Before we moved back to the UK, friends would ask us what our plans were on our return. Paul's were straightforward: to get back into agency. Mine were rather more vague: I wanted to spend time reading up on a variety of topics - the history of religion; psychology and the development of consciousness in evolution; cognitive neuroscience - in order to try and make some sense of the world we're living in. In fact, as matters have worked out I find myself more or less back where I was when we left the UK in 2005: writing poetry.

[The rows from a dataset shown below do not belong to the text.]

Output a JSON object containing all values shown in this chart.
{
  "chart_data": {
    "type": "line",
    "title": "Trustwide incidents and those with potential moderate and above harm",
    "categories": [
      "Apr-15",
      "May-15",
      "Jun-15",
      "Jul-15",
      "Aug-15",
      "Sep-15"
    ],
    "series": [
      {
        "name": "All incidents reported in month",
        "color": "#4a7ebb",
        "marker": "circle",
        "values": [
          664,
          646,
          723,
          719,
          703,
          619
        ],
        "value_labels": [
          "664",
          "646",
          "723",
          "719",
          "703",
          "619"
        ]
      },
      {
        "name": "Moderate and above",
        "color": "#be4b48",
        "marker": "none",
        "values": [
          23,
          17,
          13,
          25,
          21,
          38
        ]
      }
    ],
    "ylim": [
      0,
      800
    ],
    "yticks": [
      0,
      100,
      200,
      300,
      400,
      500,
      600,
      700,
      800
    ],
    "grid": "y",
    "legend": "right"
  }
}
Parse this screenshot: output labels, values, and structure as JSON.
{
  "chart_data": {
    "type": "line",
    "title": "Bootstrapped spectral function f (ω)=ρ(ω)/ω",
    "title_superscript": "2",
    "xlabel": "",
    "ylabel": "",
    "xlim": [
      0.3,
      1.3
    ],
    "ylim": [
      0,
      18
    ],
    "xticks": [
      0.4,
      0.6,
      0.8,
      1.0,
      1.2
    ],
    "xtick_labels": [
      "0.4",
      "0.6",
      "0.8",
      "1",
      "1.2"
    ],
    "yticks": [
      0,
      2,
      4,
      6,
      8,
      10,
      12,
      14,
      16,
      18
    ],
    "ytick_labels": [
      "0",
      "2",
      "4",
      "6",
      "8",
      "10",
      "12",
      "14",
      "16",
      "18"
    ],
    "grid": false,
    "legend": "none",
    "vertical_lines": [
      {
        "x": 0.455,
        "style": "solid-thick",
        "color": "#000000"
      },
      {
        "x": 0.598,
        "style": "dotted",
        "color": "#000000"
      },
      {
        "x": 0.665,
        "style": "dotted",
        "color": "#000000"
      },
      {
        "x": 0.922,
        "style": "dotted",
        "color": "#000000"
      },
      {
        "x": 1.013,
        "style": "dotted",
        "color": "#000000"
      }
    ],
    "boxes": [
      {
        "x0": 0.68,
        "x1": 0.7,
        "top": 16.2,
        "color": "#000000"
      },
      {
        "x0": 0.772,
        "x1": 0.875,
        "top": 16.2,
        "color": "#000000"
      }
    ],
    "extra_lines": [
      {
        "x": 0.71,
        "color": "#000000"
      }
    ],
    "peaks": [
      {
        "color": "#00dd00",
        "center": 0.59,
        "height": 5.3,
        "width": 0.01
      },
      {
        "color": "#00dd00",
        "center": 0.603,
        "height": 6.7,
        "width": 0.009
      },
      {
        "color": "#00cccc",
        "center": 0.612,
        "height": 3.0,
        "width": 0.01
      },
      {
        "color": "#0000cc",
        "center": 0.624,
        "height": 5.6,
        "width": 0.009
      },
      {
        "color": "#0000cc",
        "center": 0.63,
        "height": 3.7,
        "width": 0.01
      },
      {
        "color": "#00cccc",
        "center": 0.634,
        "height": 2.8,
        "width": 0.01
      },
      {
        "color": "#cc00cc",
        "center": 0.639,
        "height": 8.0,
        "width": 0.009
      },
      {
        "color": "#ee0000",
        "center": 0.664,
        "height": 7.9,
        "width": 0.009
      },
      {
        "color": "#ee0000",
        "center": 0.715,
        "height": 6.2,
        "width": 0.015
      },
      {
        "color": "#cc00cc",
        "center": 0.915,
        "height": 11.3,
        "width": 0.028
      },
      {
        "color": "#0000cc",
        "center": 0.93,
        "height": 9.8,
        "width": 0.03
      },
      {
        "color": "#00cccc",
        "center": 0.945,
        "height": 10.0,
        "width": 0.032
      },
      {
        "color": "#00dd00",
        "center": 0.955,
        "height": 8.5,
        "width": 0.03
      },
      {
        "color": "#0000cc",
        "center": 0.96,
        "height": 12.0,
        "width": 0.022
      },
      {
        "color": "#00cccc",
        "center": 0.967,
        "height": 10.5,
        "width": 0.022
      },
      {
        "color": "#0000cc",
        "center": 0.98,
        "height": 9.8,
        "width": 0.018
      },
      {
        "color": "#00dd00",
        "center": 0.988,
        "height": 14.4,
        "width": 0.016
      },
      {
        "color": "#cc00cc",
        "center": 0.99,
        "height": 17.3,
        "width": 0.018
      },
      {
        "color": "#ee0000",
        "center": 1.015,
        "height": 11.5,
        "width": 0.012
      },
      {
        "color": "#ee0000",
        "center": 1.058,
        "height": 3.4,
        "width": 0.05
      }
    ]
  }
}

Poetry is big in the UK. "Poetry News", which comes out four times a year, receives 3000 submissions a year, of which it publishes 150. The annual National Poetry Competition, run by the Poetry Society, received 8000 entries last year. The Poetry Society runs the Poetry Café in London; the Poetry Library on the South Bank is well-frequented; and throughout the country there are groups and individuals poring over verse.
Some months ago I joined two groups: one in Hastings and another in Brighton. Both meet monthly. The Hastings group brings together people who read what they have written on a theme given out the month before. The Brighton group - one of the Stanza groups run as local presences of the Poetry Society - operates as a workshop: each person brings along something they have written and the others present give their comments. You need to be able to make constructive comments and take criticism yourself. I find it incredibly useful.
It's curious to find that I took up, almost seamlessly, from where I left off in the spring of 2005. I'd done little writing in France: the demands of the agency absorbed most of my energy. Now I'm back, everything seems to have fallen quietly into place. The other day I discovered that my study window looks onto the house of a neighbour who runs a small poetry press. It all seems part of the curious serendipity of this surprising town.